愛媛県の山奥に、今から数十年前に存在した小さな村があった。そこは自然に囲まれた静かな場所で、人々は穏やかに暮らしていた。しかし、その平和な生活は突然終わりを告げた。ある日、村で謎の失踪事件が相次ぎ、村人たちは恐怖に駆られた。
最初に失踪したのは、村で唯一の教師だった。夜遅くまで勉強を見てくれる優しい男で、彼がいなくなった翌日から村の子供たちは不安そうに学校に来るようになった。次に消えたのは、村の郵便配達員だった。彼は毎朝のように村のあちこちを自転車で走り回っていたが、ある日突然姿を消した。
村人たちは集まって対策を話し合ったが、何も解決策は見つからなかった。そして、失踪事件はさらにエスカレートした。村の長老が、村の歴史を調べる中で、村の近くに古い祠があることを思い出した。その祠には、かつてこの地で虐殺された人々の怨念が宿っているという伝説があった。
一部の村人は、祠に夜な夜な供え物を持っていくようになった。だが、その儀式も効果がないかのように失踪は続いた。ある夜、勇気ある若者が一人で祠を訪れ、真実を確かめようとした。
夜の山道は静寂に包まれ、彼の足音だけが響く。祠に近づくと、そこには誰もが見たこともないような異様な空気が漂っていた。祠の前には、朽ち果てた供え物が散乱し、一部は新しいものだった。そして、祠の扉がゆっくりと開き、その中から恐ろしいほど冷たい風が吹き出した。
彼は恐れながらも中を覗いた。そこには、失踪した村人の姿が見えた。しかし、彼らは生きているようには見えず、ただ静かに座っているだけだった。その目は虚ろで、まるで何かを待っているかのようだった。若者は恐怖のあまり走って村に戻ったが、翌日になっても村人たちにはその話を伝える勇気が出なかった。
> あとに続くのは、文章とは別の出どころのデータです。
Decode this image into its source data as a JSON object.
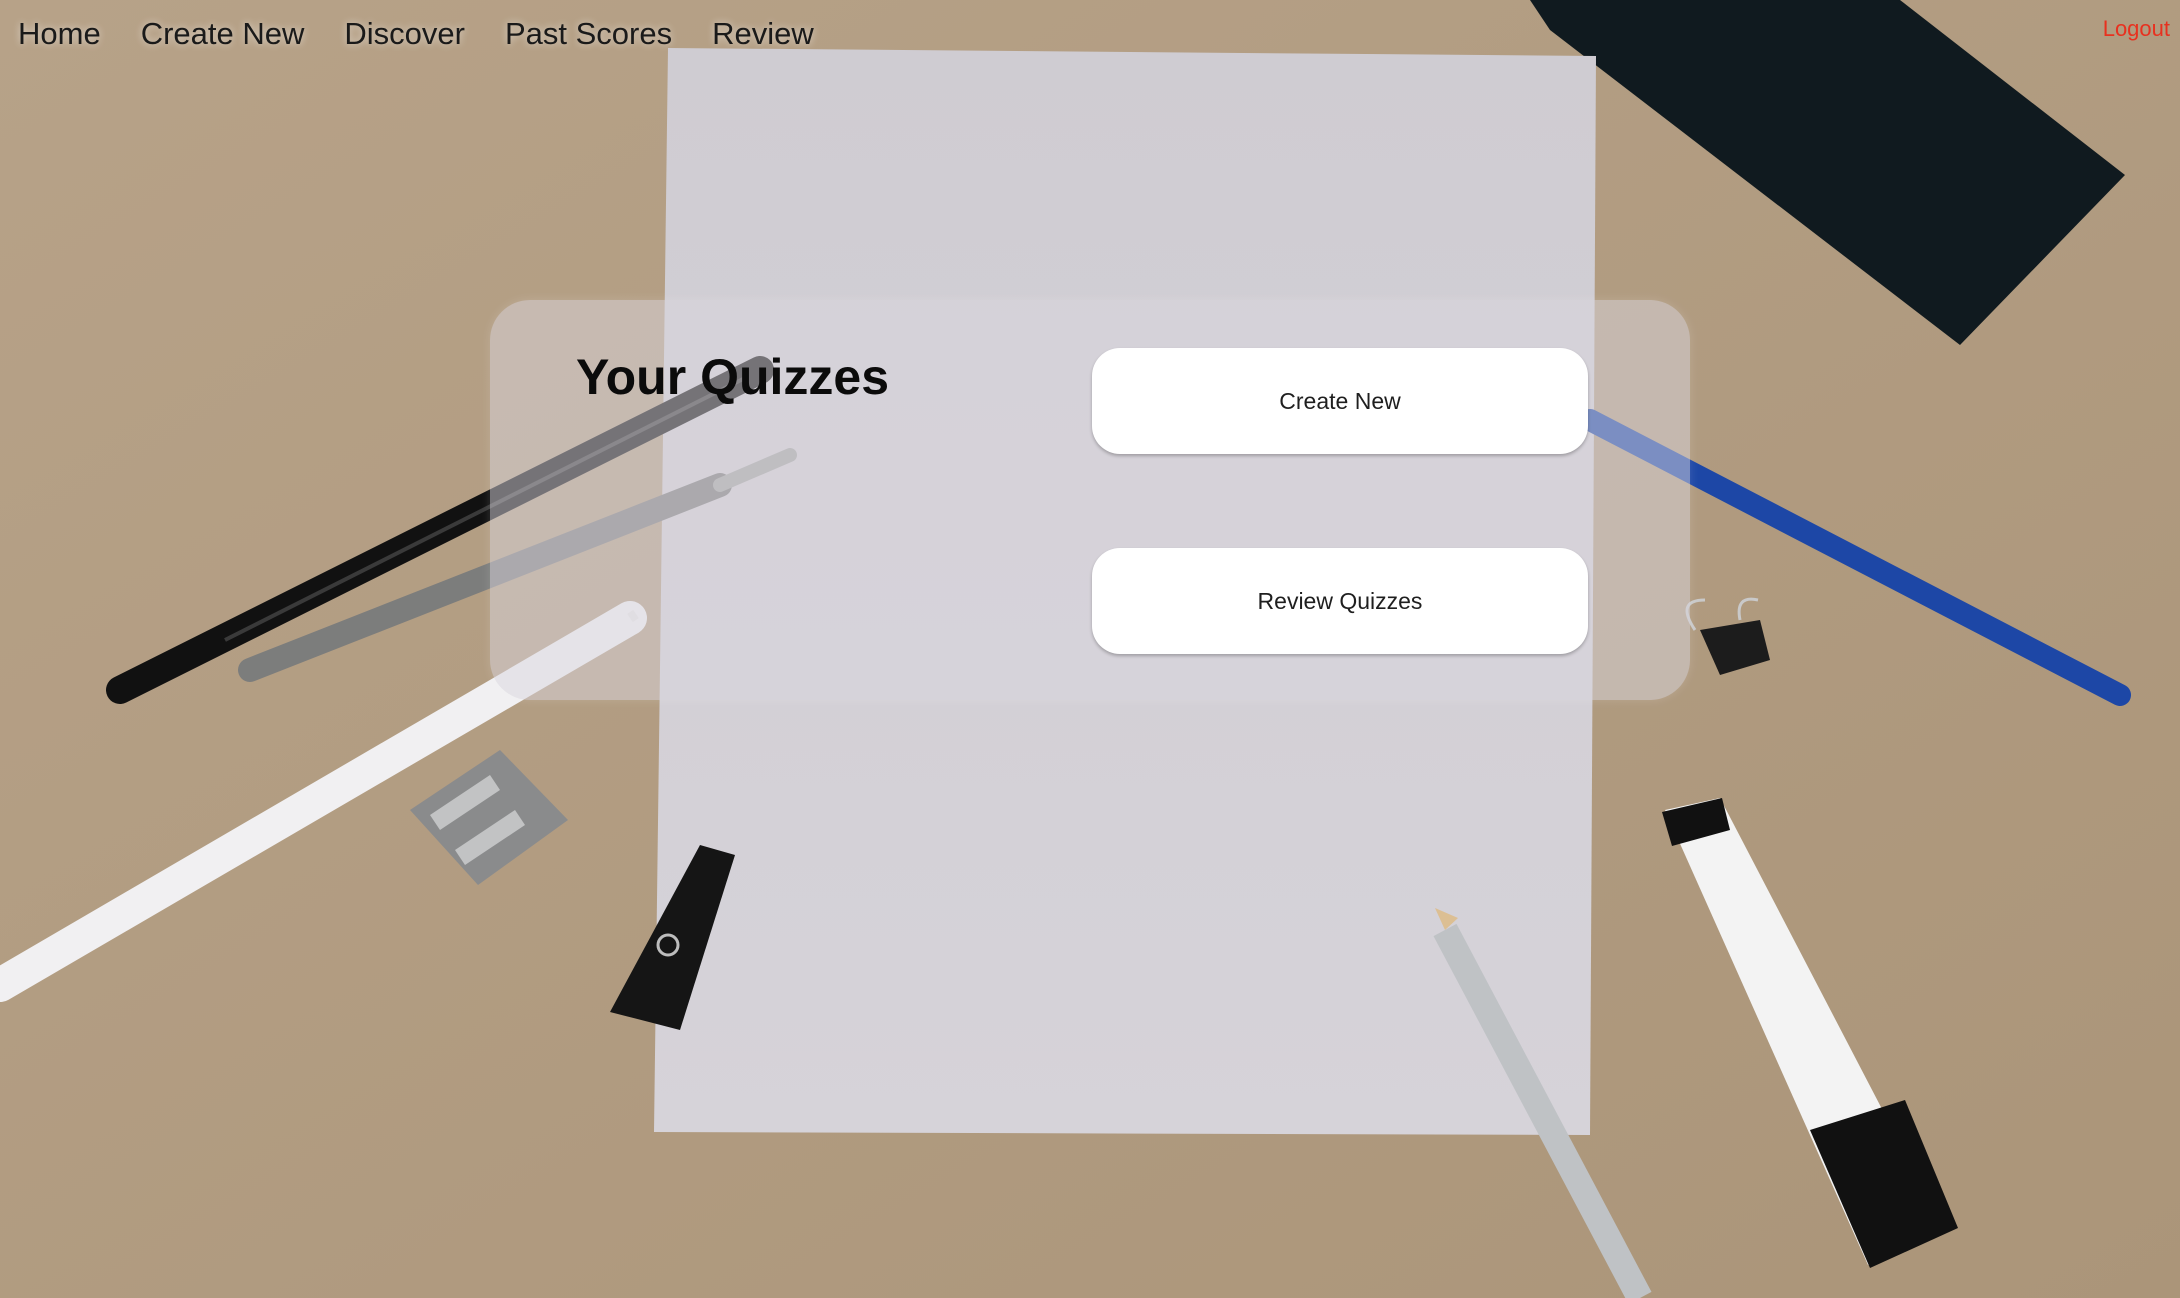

そして、その夜から村全体が異変に見舞われた。家々から不気味な声が聞こえ、夜中に誰かが歩く気配がした。村人たちは次々と家に閉じこもり、外に出るのを恐れた。そして、ある夜、村の中心部で大規模な火災が発生し、村は一夜にして焼け落ちた。
その後、愛媛県のこの場所は廃村となり、村人たちは他所へ散った。時折、冒険心旺盛な若者たちがこの廃村を訪れるが、その誰もが不吉な気配を感じ、長居することなく立ち去る。特に夜になると、燃え上がる炎の幻影や、泣き叫ぶ声が聞こえるという。
今でも、訪れる者たちはその場所で何かを感じ取る。失踪した村人たちの怨念か、それとも何か別のものか。ただ、この地には、決して消えない恐怖が残されていることは確かだ。